Deutet am Ende alles auf ein Geschwür hin, geht es darum, den Eiter abfliessen zu lassen. Das geschieht, indem man den Huf aufschneidet, bis man auf gesundes Horn stösst. Nur so ist sichergestellt, dass sich die Bakterien nicht weiterfressen. So ist eine Besserung schon nach wenigen Tagen erkennbar, der Verband kann entfernt werden und nach rund einem Monat sollte das Ross wieder voll einsatzfähig sein. Es sei denn, es ist wie im oben beschriebenen Fall über mehrere Wochen feucht und regnerisch. Dann kann sich die Heilung um einige Zeit verzögern.

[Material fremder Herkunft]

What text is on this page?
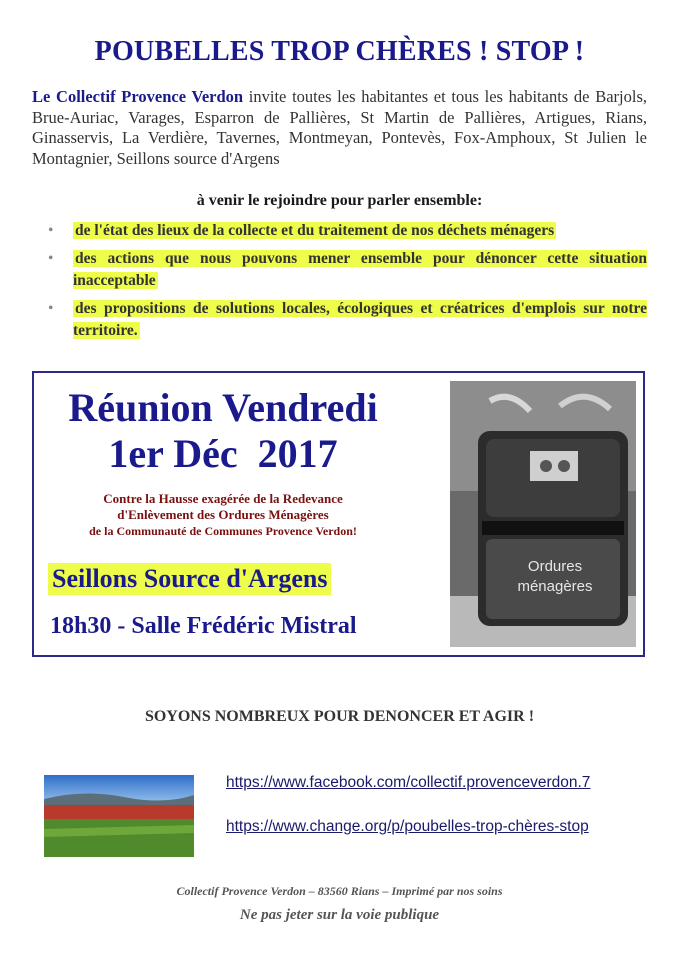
POUBELLES TROP CHÈRES ! STOP !
Le Collectif Provence Verdon invite toutes les habitantes et tous les habitants de Barjols, Brue-Auriac, Varages, Esparron de Pallières, St Martin de Pallières, Artigues, Rians, Ginasservis, La Verdière, Tavernes, Montmeyan, Pontevès, Fox-Amphoux, St Julien le Montagnier, Seillons source d'Argens
à venir le rejoindre pour parler ensemble:
• de l'état des lieux de la collecte et du traitement de nos déchets ménagers
• des actions que nous pouvons mener ensemble pour dénoncer cette situation inacceptable
• des propositions de solutions locales, écologiques et créatrices d'emplois sur notre territoire.
Réunion Vendredi
1er Déc  2017
Contre la Hausse exagérée de la Redevance
d'Enlèvement des Ordures Ménagères
de la Communauté de Communes Provence Verdon!
Seillons Source d'Argens
18h30 - Salle Frédéric Mistral
Ordures
ménagères
SOYONS NOMBREUX POUR DENONCER ET AGIR !
https://www.facebook.com/collectif.provenceverdon.7
https://www.change.org/p/poubelles-trop-chères-stop
Collectif Provence Verdon – 83560 Rians – Imprimé par nos soins
Ne pas jeter sur la voie publique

Schuhe können auch negativ wirken
Doch was kann man tun, wenn der Tierarzt nicht sofort Zeit hat? Dann ist es meist das Beste, den Huf erst mal mit einer Schwitzpackung zu versehen. Dazu einen feuchten Lappen um den Huf wickeln, eine Plastiktüte darüberstülpen und das Ganze bandagieren. Als Hausmannsrezepte bekannt sind auch Sauerkraut- und Seifenwasserwickel. Zur Prävention werden einige Pferde mit Schuhen ausgestattet. Da aber jedes Pferd eine andere Hufform und einen anderen Gang hat und jeder Schuh verschiedene Eigenschaften, könne das im schlimmsten Fall auch negative Folgen haben, warnt Müller. Es müsse auf Abrollpunkte, Winkel und vieles mehr geachtet werden, um etwa Verstellungen zu vermeiden. «Wir haben keinen Röntgenblick. Wir sehen nicht, was der Schuh wirklich bewirkt», sagt der Hufschmied. Mit einem Verweis auf den harten Schweizer Boden, rät er daher immer zu Hufeisen.

Gefährliche Hufrehe

Die Hufrehe ist eine Entzündung des Hufbeinträgers und kann sich auf die Seitenbereiche des Hufs und die Sohle ausdehnen. Ursachen können Infektionskrankheiten sein oder eine Überlastung des Hufs. Die Symptome sind immer ähnlich: Das Pferd lahmt und nimmt eine Schonhaltung ein. Da es sich oft um eine Art Vergiftung des Körpers handelt, kann die Krankheit im schlimmsten Fall tödlich verlaufen.